В августе 1980 года он вышел на прогулку перед сном и был убит на центральной улице города Иваново 16-летним мальчишкой, позарившимся на его американские джинсы, выпуск которых никак не могла освоить наша легкая промышленность. Впрочем, по некоторым сведениям, это был не один мальчишка, а несколько, – ивановская милиция, занятая своими более важными задачами, так и не смогла раскрыть всех обстоятельств дела, и мама писала жалобу министру внутренних дел Щелокову, но о Щелокове я уже написал выше…

Ничего мне неизвестно и о судьбе той женщины-машинистки (или, опять-таки, нескольких женщин), что решились перепечатать понравившийся им "Ответ Евтушенко". Порой мне кажется, что все разговоры о приводах и допросах – плод общественного воображения, но некоторый опыт времени да рассказы лиц, наотрез отказавшихся от появления в печати их фамилий, убеждают, что это не так. И тогда я думаю – что должна была чувствовать эта машинистка, доставленная в комитет государственной безопасности, что говорить и от чего отрекаться, – как думаю и о том, что должен был чувствовать мой отец, когда велел немедленно уничтожить мой самиздатовский список. Право, мой тогдашний детский страх не идет в сравнение со страхом этих людей, и от этого мне становится еще печальнее.

Хотя совсем в миноре завершать бы не хотелось. Многие отрадные моменты можно отыскать в жизни того же Иванова сегодня. Например, масло по карточкам получают уже все без исключения несовершеннолетние граждане города. А пельмени до сих пор продаются без карточек, и их завались в любом продовольственном магазине. Если купить пельмени и завернуть их в десяток целлофановых пакетов, то они великолепно перенесут ночь в поезде до Москвы, где пельмени пока в недостатке – и, право, мне очень странно, почему приезжающие в командировку москвичи так не делают.

1988 Комментарий

"Ивановский самиздат" был опубликован в коротичевском "Огоньке" – и я тут же стал лауреатом премии этого журнала (а было мне 24). В одном списке вместе с Петрушевской, Алексиевич, Адамовичем, Сергеем Хрущевым и полузабытыми ныне следователями-правдоискателями Ивановым и Гдляном. Денег лауреатам не платили. Но работавший в "Огоньке" Валя Юмашев (еще не ведавший, что станет главой президентской администрации и женится на дочке Ельцина) позвонил и сказал: "Старик, мы хотим, чтобы ты был в Ленинграде нашим собкором. Ты сделаешь величайшую глупость, если откажешься". Я согласился.

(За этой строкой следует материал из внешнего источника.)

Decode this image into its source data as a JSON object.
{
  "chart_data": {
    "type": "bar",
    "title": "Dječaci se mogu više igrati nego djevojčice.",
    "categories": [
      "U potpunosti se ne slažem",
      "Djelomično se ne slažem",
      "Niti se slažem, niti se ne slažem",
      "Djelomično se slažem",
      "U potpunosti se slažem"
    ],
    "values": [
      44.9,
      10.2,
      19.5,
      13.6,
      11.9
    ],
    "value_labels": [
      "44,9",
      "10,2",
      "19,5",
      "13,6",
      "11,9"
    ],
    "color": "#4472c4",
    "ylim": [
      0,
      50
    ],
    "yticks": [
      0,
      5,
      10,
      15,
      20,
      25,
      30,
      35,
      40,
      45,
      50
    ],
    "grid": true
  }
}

Второй раз он повторит фразу о "величайшей глупости" отказа в 1990-м, предложив обработать мемуары "одного очень важного человека". Я тогда только женился и собирался проводить медовый месяц на Черном море. А под "важным человеком", как впоследствии выяснилось, подразумевался Ельцин, – но я до сих пор полагаю, что поступил правильно, потому что знаю, как переломались судьбы тех, кто решил поиграть во власть или с властью.

В Иваново я редко, но бываю. Там многое изменилось: например, текстильные фабрики превратились в шопинг-моллы. Но там по-прежнему живет моя мама – в 2012 году ей исполняется 72 года. Поезд из Москвы до Иванова ходит все с той же регулярностью и все с той же скоростью.

2012

#CCCР #Иваново #Россия #Петербург #Нидерланды #Амстердам Жизнь за царя

Теги: Настоящие ивановские пацаны . – Фальшивые голландские гопники . – Всеобщий эквивалент цены жизни.

Я – русский человек.

То есть, будучи настроен критически по отношению к своей нации (которая, после шести веков деспотии, рабства и, по формуле ознакомившегося с деяниями советской власти Эйнштейна, "трагедии человеческой истории, в которой убивают, чтобы не быть убитыми" – дает для критики поистине русский простор), я обладаю теми чертами, какие сам и ругаю.

Ну, например, я с легкостью переношу во внешний мир, полагая универсальным и повсеместно распространенным, тот склад жизни, который только и сложился, что в моей банке с пауками (где я – один из пауков).